Extreme couponers really piss me off.
There. I said it. Everyone else in WalMart is thinking it to, so bite my ass.
I was behind a woman today who literally became angry when she couldn’t double purchase mustard on the same coupon. Lady, it pretty much goes without saying that 10 cents will only be taken off one mustard because, well…. IT SAYS SO ON THE DAMN COUPON. And really? Do you NEED four bottles of mustard?! That’s a lot of mustard! Unless you’re backing an orphanage or are feeding, you know, THE DUGGARS, I think it’s safe to say you don’t need four bottles of mustard. She argued that, “Krogers ALWAYS double punches my coupons.” Well get on over to Krogers then! Y’ello!
She continued to haggle with the cashier over four boxes of muffins and a few bottles of Buffalo Hot Sauce (why would anyone ever..??), leaving her in a super-duper good mood for the rest of us WalMart shoppers. Thanks a lot, lady. Thanksomuch. I checked out with my Gain detergent & French bread and made my way out of the store. The woman behind me applauded my short-lived buy… and then proceeded to pull out her own coupon book. As I was headed to my car I saw coupon bitch climb into her brand new Toyota Corolla. Guess I can see why she needed another ten cents off her mustard. NOT.
I guess what I just don’t understand is the frenzy for coupons that has gone into effect. I mean, is that five dollar rebate off your one-thousand dollar leaf blower really gonna save your ass when all is said & done? Uh, probably not. Gimme a coupon for two dollars off five dollar mascara & we’ll talk. But 25 cents off of five dollar shampoo? pshhh. Keep that shit! That’s just something extra for me to lug around in my already bulging wallet (it’s probably old receipts, not money — don’t rob me on the skreet mmkay???). And I’m finding that while not all people are rude in their couponing acts, more & more are getting that way. And it’s getting old… quick.

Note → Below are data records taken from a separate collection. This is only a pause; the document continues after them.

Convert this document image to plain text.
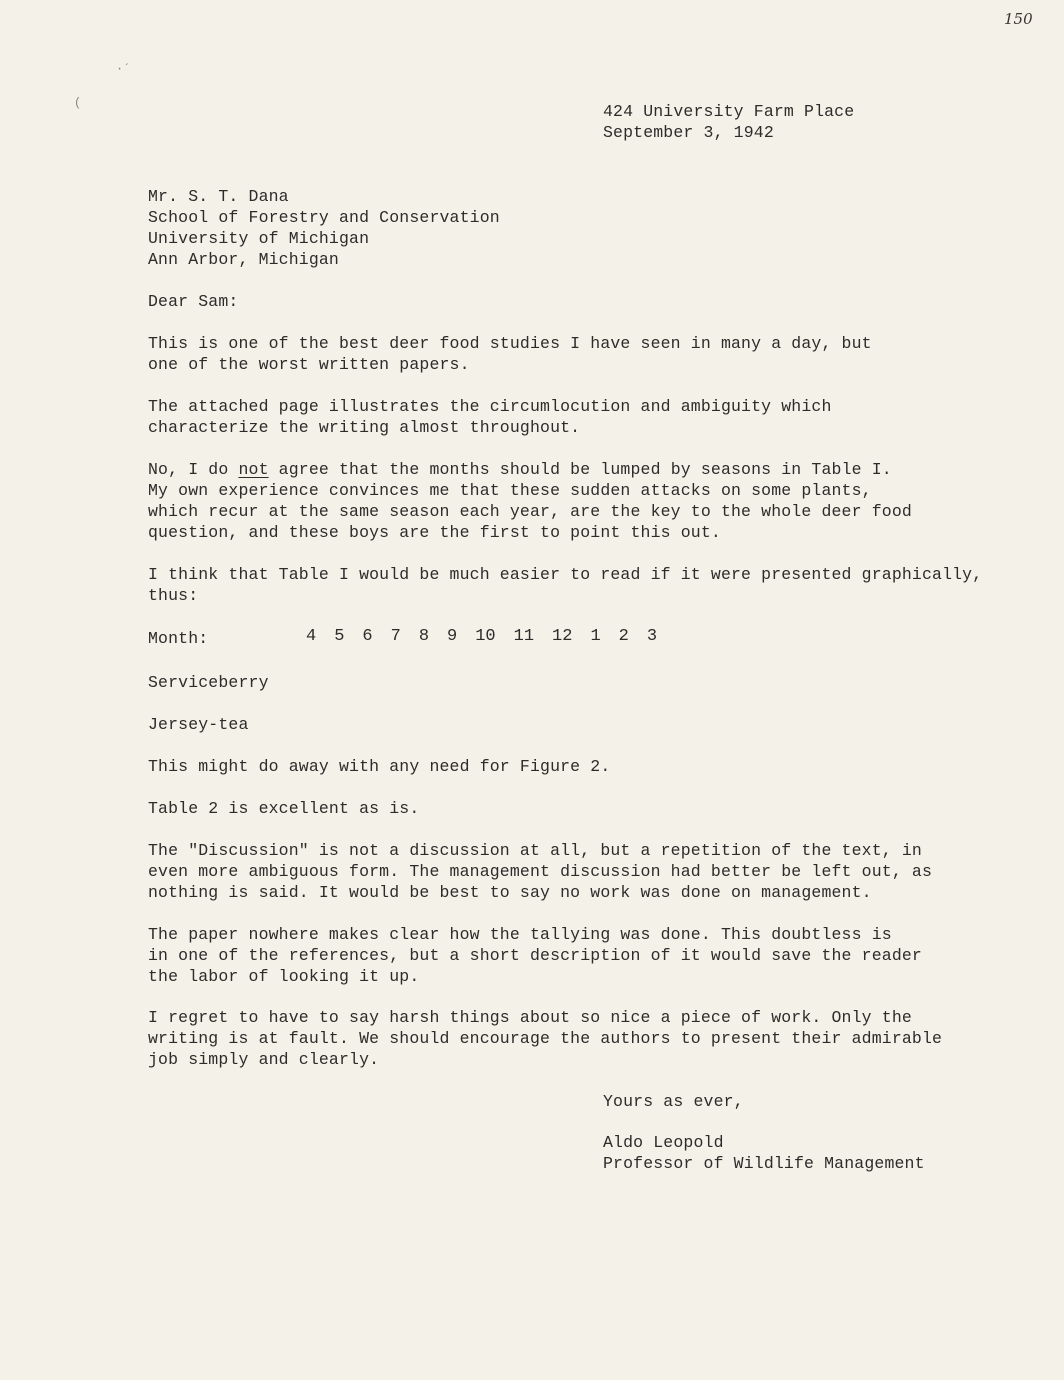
150
·´
(	424 University Farm Place
September 3, 1942
Mr. S. T. Dana
School of Forestry and Conservation
University of Michigan
Ann Arbor, Michigan
Dear Sam:
This is one of the best deer food studies I have seen in many a day, but
one of the worst written papers.
The attached page illustrates the circumlocution and ambiguity which
characterize the writing almost throughout.
No, I do not agree that the months should be lumped by seasons in Table I.
My own experience convinces me that these sudden attacks on some plants,
which recur at the same season each year, are the key to the whole deer food
question, and these boys are the first to point this out.
I think that Table I would be much easier to read if it were presented graphically,
thus:
Month:	4 5 6 7 8 9 10 11 12 1 2 3
Serviceberry
Jersey-tea
This might do away with any need for Figure 2.
Table 2 is excellent as is.
The "Discussion" is not a discussion at all, but a repetition of the text, in
even more ambiguous form. The management discussion had better be left out, as
nothing is said. It would be best to say no work was done on management.
The paper nowhere makes clear how the tallying was done. This doubtless is
in one of the references, but a short description of it would save the reader
the labor of looking it up.
I regret to have to say harsh things about so nice a piece of work. Only the
writing is at fault. We should encourage the authors to present their admirable
job simply and clearly.
Yours as ever,
Aldo Leopold
Professor of Wildlife Management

It is senseless to behave like a horse’s ass because you can’t triple coupon on a cheese stick. Hell, it’s senseless to behave like that over anything! Didn’t your parents raise you better than that? If I acted like some of you my mother would knock me into aisle three! It isn’t the cashier’s (I’m sure there’s a more politically correct term for this, but come on.. seriously) fault that you can’t read the fine print anymore than it’s his or her problem that the manufacturer only wants you to have so much off of what ever item! It paysto be friendly. Just yesterday, in fact, while checking out at Albertsons, I got a free Coke. That’s right, guys. Free. And no, I didn’t have a coupon. But the lady behind the counter commented on how friendly I was and what a relief it was, yadda yadda… and the Coke I was willing to buy I got FOR FREE. Hells yeah! And I don’t know if you know this, but Albertson’s is proud of their groceries — they’re expensive as hell. But I got out of there $1.59 less out of pocket because I asked how someone’s day had been. Did I want to hear a life story? Not really. But she needed to talk, I wanted my Coke, and we both got what we wanted (FOR FREE!).
So, really guys. Cool it with five cents off this and ten cents off that. A penny saved is NOT a penny earned — it’s a penny that’s being hoarded. And really, who likes pennies anyway?